ZebraI saved this write-up for last absolutely on purpose. After canvasing the show today and walking row-for-row through the exhibit hall, I was hard pressed to find the functionality, infrastructure, and overall matured capability that could stand close to Zebra.
I'll admit, it is still difficult for me to say Zebra instead of Motorola, but I am going to try and break that terrible habit now.
With a bright red shirt and a firm commitment to the industry and product lines, I spoke with a circle of individuals today lead by Daran Hermans, the Senior Product Manager for their wireless lines. Out of the corner of my eye I could see that we were gathering a crowd and definitely getting some great information and answers to tough questions in addition to the attention. I didn't hold back (I rarely do), and at the end of it, I walked away thoroughly impressed.
I want to take a minute to talk about the commitment sentence above. While it may be tough for me personally to think about a printer company buying a wireless company, there was no hesitation from the Zebra crew about how awesome this was for the company. First, I was told repeatedly that the marketing was being doubled-down to support the product lines. Second, from AP to application, Zebra is integrating everything to support each other. With IoT coming on strong, especially in some of the key markets they play in (warehouses, grocery stores, hospitality, etc.) having the strongest solution they can take to market only makes their company that much more viable.
There was no shying away from where they were headed: full steam ahead.
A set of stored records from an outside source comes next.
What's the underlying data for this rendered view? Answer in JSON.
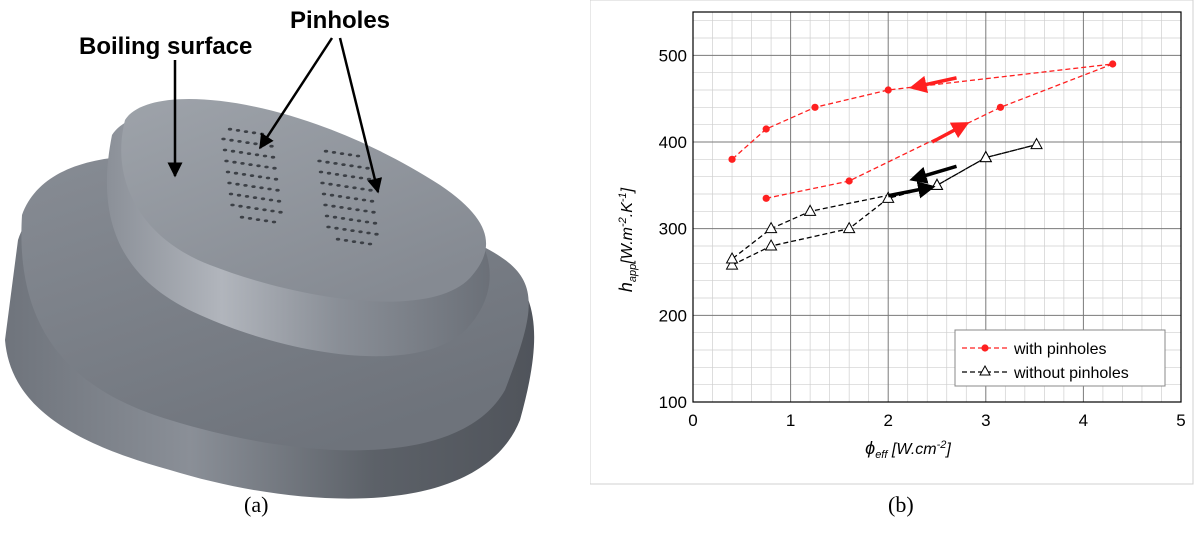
{
  "figure_a": {
    "panel_label": "(a)",
    "annotation_boiling": "Boiling surface",
    "annotation_pinholes": "Pinholes"
  },
  "figure_b": {
    "panel_label": "(b)"
  },
  "chart_data": {
    "type": "line",
    "xlabel_symbol": "ϕ",
    "xlabel_sub": "eff",
    "xlabel_unit": " [W.cm",
    "xlabel_exp": "-2",
    "xlabel_end": "]",
    "ylabel_symbol": "h",
    "ylabel_sub": "app",
    "ylabel_unit_a": "[W.m",
    "ylabel_exp_a": "-2",
    "ylabel_unit_b": ".K",
    "ylabel_exp_b": "-1",
    "ylabel_end": "]",
    "xlim": [
      0,
      5
    ],
    "ylim": [
      100,
      550
    ],
    "xticks": [
      "0",
      "1",
      "2",
      "3",
      "4",
      "5"
    ],
    "yticks": [
      "100",
      "200",
      "300",
      "400",
      "500"
    ],
    "grid": true,
    "legend_position": "bottom-right",
    "series": [
      {
        "name": "with pinholes",
        "color": "#ff2020",
        "marker": "circle",
        "line": "dashed",
        "points": [
          [
            0.75,
            335
          ],
          [
            1.6,
            355
          ],
          [
            3.15,
            440
          ],
          [
            4.3,
            490
          ],
          [
            2.0,
            460
          ],
          [
            1.25,
            440
          ],
          [
            0.75,
            415
          ],
          [
            0.4,
            380
          ]
        ]
      },
      {
        "name": "without pinholes",
        "color": "#000000",
        "marker": "open-triangle",
        "line": "dashed",
        "points": [
          [
            0.4,
            258
          ],
          [
            0.8,
            280
          ],
          [
            1.6,
            300
          ],
          [
            2.0,
            335
          ],
          [
            2.5,
            350
          ],
          [
            3.0,
            382
          ],
          [
            3.52,
            397
          ],
          [
            3.0,
            382
          ],
          [
            2.5,
            350
          ],
          [
            1.2,
            320
          ],
          [
            0.8,
            300
          ],
          [
            0.4,
            265
          ]
        ]
      }
    ],
    "arrows": [
      {
        "color": "#ff2020",
        "from": [
          2.7,
          474
        ],
        "to": [
          2.25,
          463
        ]
      },
      {
        "color": "#ff2020",
        "from": [
          2.45,
          400
        ],
        "to": [
          2.8,
          421
        ]
      },
      {
        "color": "#000000",
        "from": [
          2.7,
          372
        ],
        "to": [
          2.25,
          357
        ]
      },
      {
        "color": "#000000",
        "from": [
          2.0,
          338
        ],
        "to": [
          2.45,
          348
        ]
      }
    ]
  }
}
With rolling together AirDefense and Wing, providing the lowest power consuming 802.11ac wall-plate solution in the industry, and giving their customers a cohesive way to monitor and analyze both BLE and Wi-Fi analytics on one screen, Zebra is ready to leave their stripes on the market.
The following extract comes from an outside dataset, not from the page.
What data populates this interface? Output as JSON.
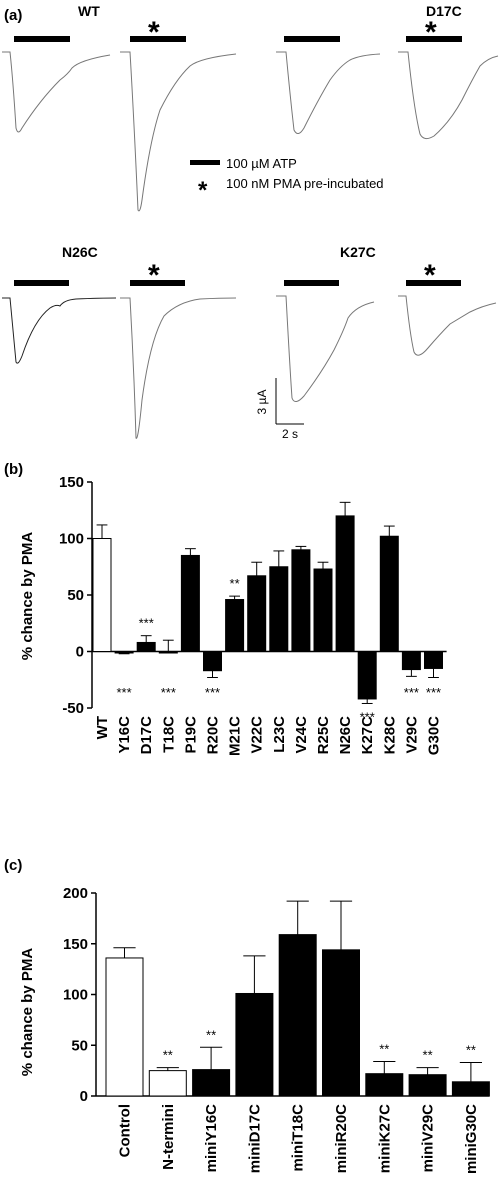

Through the MPACT software we were able to see some pretty cool combined stats from their beacons and Wi-Fi analytics:
- Over 3,400 unique booth visitors
- Over 5,500 impression counts
- average booth time visit of 3:52
Not sure if they wanted me to share that, but hey, it was on the screen :)
Having that ability to track not just one or the other, but both, seems like where everything needs to be.
What about management of BLE beacons like some of their competitors?
That too. By hijacking part of the beacon broadcast to the client application / device, it pushes a battery level up to the controller without the need to piggyback a beacon into a USB port on the AP.
Overall, it's great to see such passion, commitment and drive coming out of the Zebra camp. I was a fan of Symbol, a fan of Motorola when they matured the product lines, and now I am truly looking forward to seeing where this will go. From a business perspective, getting back to the core solution selling that made Symbol what it was is nostalgic and fantastic. That was one of the best models that catapulted Symbol's market share and I think Zebra has the ability to recapture that.
I'm really looking forward to tomorrow. There's still so much more at this show.
If you have any type of role in technology in the hospitality and you are not at this show, I would seriously make plans to attend next year. I hear the workshops are great, however, I've been nerding out on the exhibit floor the whole time :)
NOTE: I was given a complimentary press credential to this show after applying for one with HFTP, the producers of the show. They are not paying me to write any of this, nor have they or will they compensate me. I'm just honored to be chosen and happy to blog about how cool our industry is!